Because the study is using these adult stem cells, Rachel and Shelly anticipate that some patients will have questions regarding
stem cell therapy and the differentiation between embryonic and (Shelly Sayer and Rachel Vojvodic)
adult autologous stem cells.  They have been working on a public
portion of their forthcoming website which includes educational information about the difference between these two types of stem cells and how they will derive and prepare the adult stem cells for the trials. (See www.cctrn.org)  While they are not yet recruiting for the two approved trials, they hope to do so within the next two months.

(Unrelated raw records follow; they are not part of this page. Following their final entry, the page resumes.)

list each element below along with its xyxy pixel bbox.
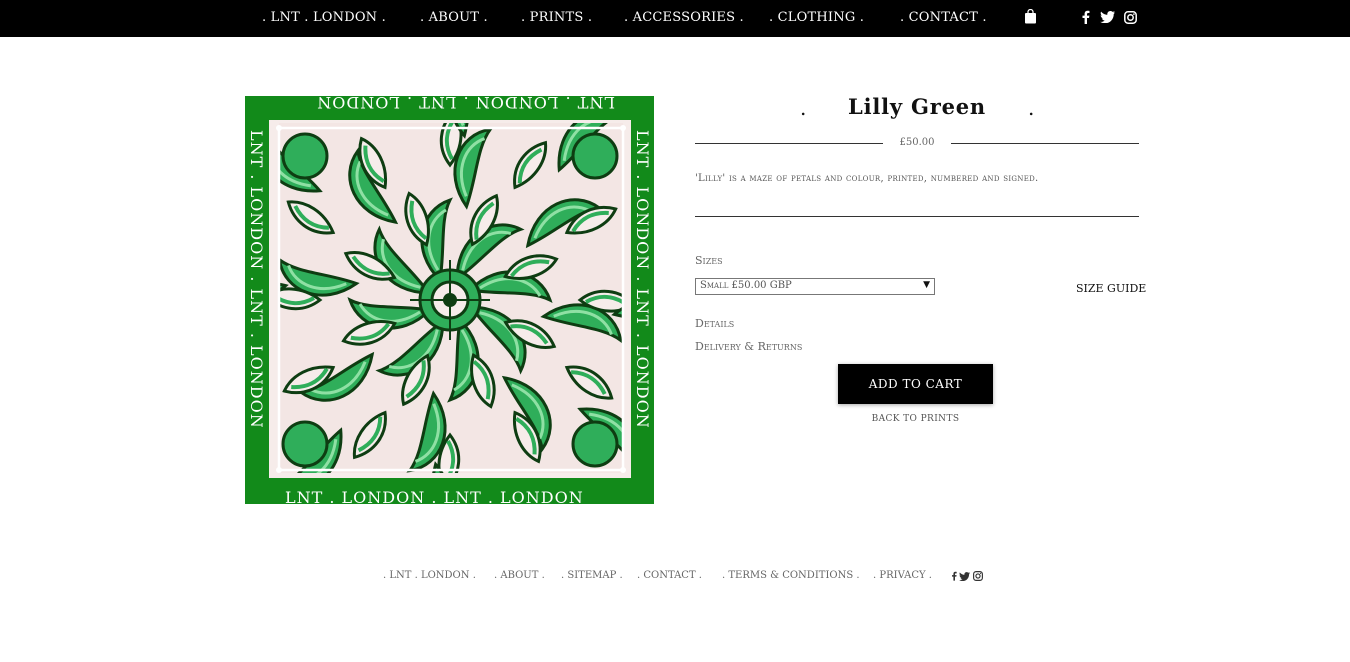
size-guide-link[interactable]: SIZE GUIDE (1076, 282, 1146, 295)
add-to-cart-button[interactable]: ADD TO CART (838, 364, 993, 404)
footer-contact-link[interactable]: . CONTACT . (637, 570, 702, 581)
sizes-label: Sizes (695, 254, 723, 267)
footer-about-link[interactable]: . ABOUT . (494, 570, 545, 581)
nav-prints[interactable]: . PRINTS . (521, 10, 592, 25)
facebook-icon[interactable] (1081, 10, 1090, 24)
scarf-border-text-left: LNT . LONDON . LNT . LONDON (247, 130, 266, 429)
nav-clothing[interactable]: . CLOTHING . (769, 10, 864, 25)
divider-right (951, 143, 1139, 144)
shopping-bag-icon[interactable] (1024, 9, 1037, 24)
scarf-print-image (245, 96, 654, 504)
details-toggle[interactable]: Details (695, 317, 734, 330)
back-to-prints-link[interactable]: BACK TO PRINTS (838, 414, 993, 424)
nav-contact[interactable]: . CONTACT . (900, 10, 987, 25)
nav-home[interactable]: . LNT . LONDON . (262, 10, 386, 25)
nav-about[interactable]: . ABOUT . (420, 10, 488, 25)
facebook-icon[interactable] (951, 571, 957, 581)
footer-sitemap-link[interactable]: . SITEMAP . (561, 570, 623, 581)
footer-terms-link[interactable]: . TERMS & CONDITIONS . (722, 570, 860, 581)
top-navigation: . LNT . LONDON . . ABOUT . . PRINTS . . … (0, 0, 1350, 37)
product-image[interactable]: LNT . LONDON . LNT . LONDON LNT . LONDON… (245, 93, 654, 507)
instagram-icon[interactable] (1124, 11, 1137, 24)
scarf-border-text-right: LNT . LONDON . LNT . LONDON (633, 130, 652, 429)
product-price: £50.00 (899, 137, 935, 148)
product-description: 'Lilly' is a maze of petals and colour, … (695, 173, 1039, 184)
delivery-returns-toggle[interactable]: Delivery & Returns (695, 340, 802, 353)
twitter-icon[interactable] (959, 572, 970, 581)
twitter-icon[interactable] (1100, 11, 1115, 23)
product-title: Lilly Green (848, 94, 986, 119)
divider-left (695, 143, 883, 144)
footer-home-link[interactable]: . LNT . LONDON . (383, 570, 476, 581)
title-dot-right: . (1028, 96, 1035, 120)
nav-accessories[interactable]: . ACCESSORIES . (624, 10, 744, 25)
dropdown-arrow-icon: ▼ (923, 280, 930, 290)
instagram-icon[interactable] (973, 571, 983, 581)
scarf-border-text-bottom: LNT . LONDON . LNT . LONDON (285, 488, 584, 507)
scarf-border-text-top: LNT . LONDON . LNT . LONDON (316, 93, 615, 112)
size-select-value: Small £50.00 GBP (700, 280, 792, 291)
description-divider (695, 216, 1139, 217)
footer-privacy-link[interactable]: . PRIVACY . (873, 570, 932, 581)
size-select[interactable]: Small £50.00 GBP ▼ (695, 278, 935, 295)
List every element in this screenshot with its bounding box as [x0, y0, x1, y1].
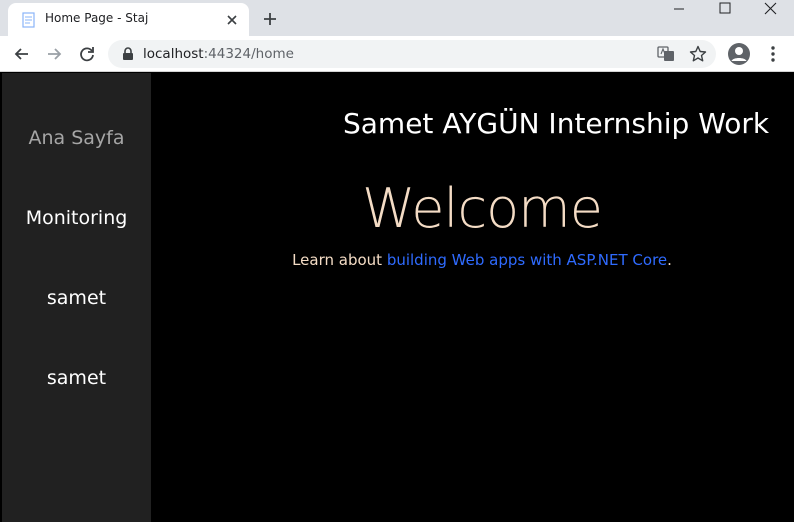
page-heading: Welcome — [361, 177, 603, 240]
sidebar: Ana Sayfa Monitoring samet samet — [2, 73, 151, 522]
bookmark-star-icon[interactable] — [689, 45, 707, 63]
translate-icon[interactable] — [657, 45, 675, 63]
window-close-icon[interactable] — [748, 0, 794, 30]
address-bar[interactable]: localhost:44324/home — [108, 40, 716, 68]
lock-icon[interactable] — [122, 47, 134, 61]
web-page: Ana Sayfa Monitoring samet samet Samet A… — [0, 73, 794, 522]
url-host: localhost — [143, 46, 204, 62]
tab-title: Home Page - Staj — [45, 11, 149, 25]
forward-arrow-icon[interactable] — [44, 44, 64, 64]
minimize-icon[interactable] — [656, 0, 702, 30]
close-icon[interactable] — [224, 12, 240, 28]
sidebar-item-ana-sayfa[interactable]: Ana Sayfa — [2, 127, 151, 149]
maximize-icon[interactable] — [702, 0, 748, 30]
back-arrow-icon[interactable] — [12, 44, 32, 64]
browser-toolbar: localhost:44324/home — [0, 36, 794, 72]
url-path: :44324/home — [203, 46, 294, 62]
learn-suffix: . — [667, 251, 672, 269]
profile-avatar-icon[interactable] — [727, 42, 751, 66]
plus-icon[interactable] — [260, 9, 280, 29]
kebab-menu-icon[interactable] — [763, 44, 783, 64]
site-title: Samet AYGÜN Internship Work — [343, 107, 770, 140]
url-text[interactable]: localhost:44324/home — [143, 46, 294, 62]
tab-strip: Home Page - Staj — [0, 0, 794, 36]
page-icon — [22, 12, 35, 28]
reload-icon[interactable] — [77, 44, 97, 64]
sidebar-item-samet-1[interactable]: samet — [2, 287, 151, 309]
learn-paragraph: Learn about building Web apps with ASP.N… — [0, 251, 794, 269]
sidebar-item-samet-2[interactable]: samet — [2, 367, 151, 389]
browser-tab[interactable]: Home Page - Staj — [8, 3, 249, 36]
aspnet-docs-link[interactable]: building Web apps with ASP.NET Core — [387, 251, 667, 269]
learn-prefix: Learn about — [292, 251, 387, 269]
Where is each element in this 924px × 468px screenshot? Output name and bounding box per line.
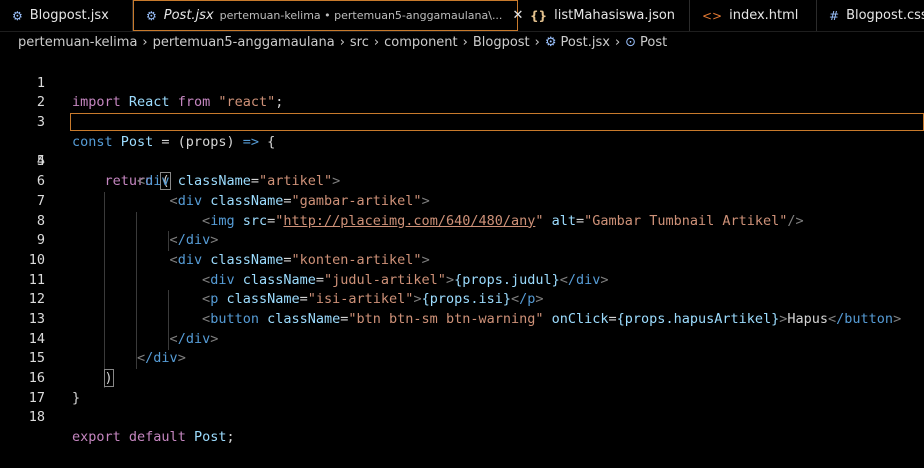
code-line: 2 (0, 74, 924, 110)
chevron-right-icon: › (373, 35, 380, 50)
code-line: 6 <div className="gambar-artikel"> (0, 152, 924, 209)
code-line: 5 <div className="artikel"> (0, 133, 924, 189)
breadcrumb-item[interactable]: pertemuan5-anggamaulana (153, 32, 335, 54)
tab-label: Post.jsx (163, 8, 214, 23)
tab-label: listMahasiswa.json (554, 8, 676, 23)
tab-post-jsx[interactable]: ⚙ Post.jsx pertemuan-kelima • pertemuan5… (133, 0, 523, 31)
line-content: export default Post; (72, 429, 235, 446)
chevron-right-icon: › (614, 35, 621, 50)
code-line: 8 </div> (0, 192, 924, 249)
tab-blogpost-jsx[interactable]: ⚙ Blogpost.jsx (0, 0, 133, 31)
code-line-current: 4 return ( (0, 113, 924, 191)
html-icon: <> (702, 8, 723, 23)
code-line: 3 const Post = (props) => { (0, 93, 924, 150)
breadcrumb-item[interactable]: component (384, 32, 458, 54)
tab-label: index.html (729, 8, 799, 23)
breadcrumb-item[interactable]: Post (640, 32, 667, 54)
code-line: 18 export default Post; (0, 389, 924, 445)
code-line: 15 ) (0, 330, 924, 388)
tab-listmahasiswa-json[interactable]: {} listMahasiswa.json (518, 0, 690, 31)
code-line: 7 <img src="http://placeimg.com/640/480/… (0, 172, 924, 229)
tab-description: pertemuan-kelima • pertemuan5-anggamaula… (219, 9, 503, 22)
breadcrumb-item[interactable]: Post.jsx (561, 32, 610, 54)
code-line: 9 <div className="konten-artikel"> (0, 212, 924, 268)
code-line: 17 (0, 369, 924, 406)
breadcrumb: pertemuan-kelima › pertemuan5-anggamaulan… (0, 32, 924, 54)
code-line: 16 } (0, 349, 924, 406)
line-number: 18 (28, 409, 45, 426)
gear-icon: ⚙ (544, 35, 557, 50)
tab-label: Blogpost.jsx (29, 8, 109, 23)
breadcrumb-item[interactable]: src (350, 32, 369, 54)
tab-index-html[interactable]: <> index.html (690, 0, 817, 31)
tab-bar: ⚙ Blogpost.jsx ⚙ Post.jsx pertemuan-keli… (0, 0, 924, 32)
breadcrumb-item[interactable]: Blogpost (473, 32, 530, 54)
gear-icon: ⚙ (12, 8, 23, 23)
chevron-right-icon: › (142, 35, 148, 50)
breadcrumb-item[interactable]: pertemuan-kelima (18, 32, 137, 54)
chevron-right-icon: › (339, 35, 345, 50)
json-braces-icon: {} (530, 8, 548, 23)
code-line: 12 <button className="btn btn-sm btn-war… (0, 271, 924, 327)
symbol-component-icon: ⊙ (625, 35, 637, 50)
gear-icon: ⚙ (146, 8, 157, 23)
tab-blogpost-css[interactable]: # Blogpost.css (817, 0, 924, 31)
tab-label: Blogpost.css (846, 8, 924, 23)
code-line: 10 <div className="judul-artikel">{props… (0, 231, 924, 288)
chevron-right-icon: › (534, 35, 540, 50)
code-line: 14 </div> (0, 310, 924, 367)
current-line-highlight (70, 113, 924, 132)
code-line: 13 </div> (0, 290, 924, 347)
code-editor[interactable]: 1 import React from "react"; 2 3 const P… (0, 54, 924, 445)
chevron-right-icon: › (462, 35, 468, 50)
code-line: 11 <p className="isi-artikel">{props.isi… (0, 251, 924, 308)
code-line: 1 import React from "react"; (0, 54, 924, 111)
css-hash-icon: # (829, 8, 840, 23)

The UT School of Public Health is one of five clinical centers involved in the Network (the others being Texas Heart Institute, Minneapolis Heart Institute Foundation, Cleveland Clinic, University of Florida, and Vanderbilt University).  The UTSPH Coordinating Center for Clinical Trials serves in the role of the Coordinating Center for the entire network.  The fact that this is a multi-center site poses a great challenge for Ms. Vojvodic and Ms. Sayre.  The concept of Network-sponsored projects is still somewhat new.  The Network (comprised of research teams at five clinical centers, the Coordinating Center, the Steering Committee Chair, and the NHLBI Project Office) proposes ideas for studies; develops, agrees on, and carries out the protocols; and publishes the findings together.

“It has been a daunting task to coordinate the budgets and determine a reimbursement strategy that would satisfy multiple PIs and administrations in different states”, says Sayre.  “The plot thickens when you add in multiple cell processing and reference laboratories, six core laboratories, a new web-based eCRF system for data collection and research in a relatively new field.”

The challenge becomes more difficult because the Network originally set a goal to initiate three trials simultaneously, multiplying the complex process mentioned above times three.

When asked what advice would Sayre and Vojvodic give to other study coordinators and research nurses on coordinating a multi-site study, they stressed the importance of involving the nurse coordinators at the clinical centers every step of the way; their input is invaluable to the success of the trial.  Also, identify and maintain good relations with seasoned veterans at the sites to respond to budget information requests.  Lastly, establish a timeline that allows for a sound foundation to be created while providing flexibility for the unanticipated.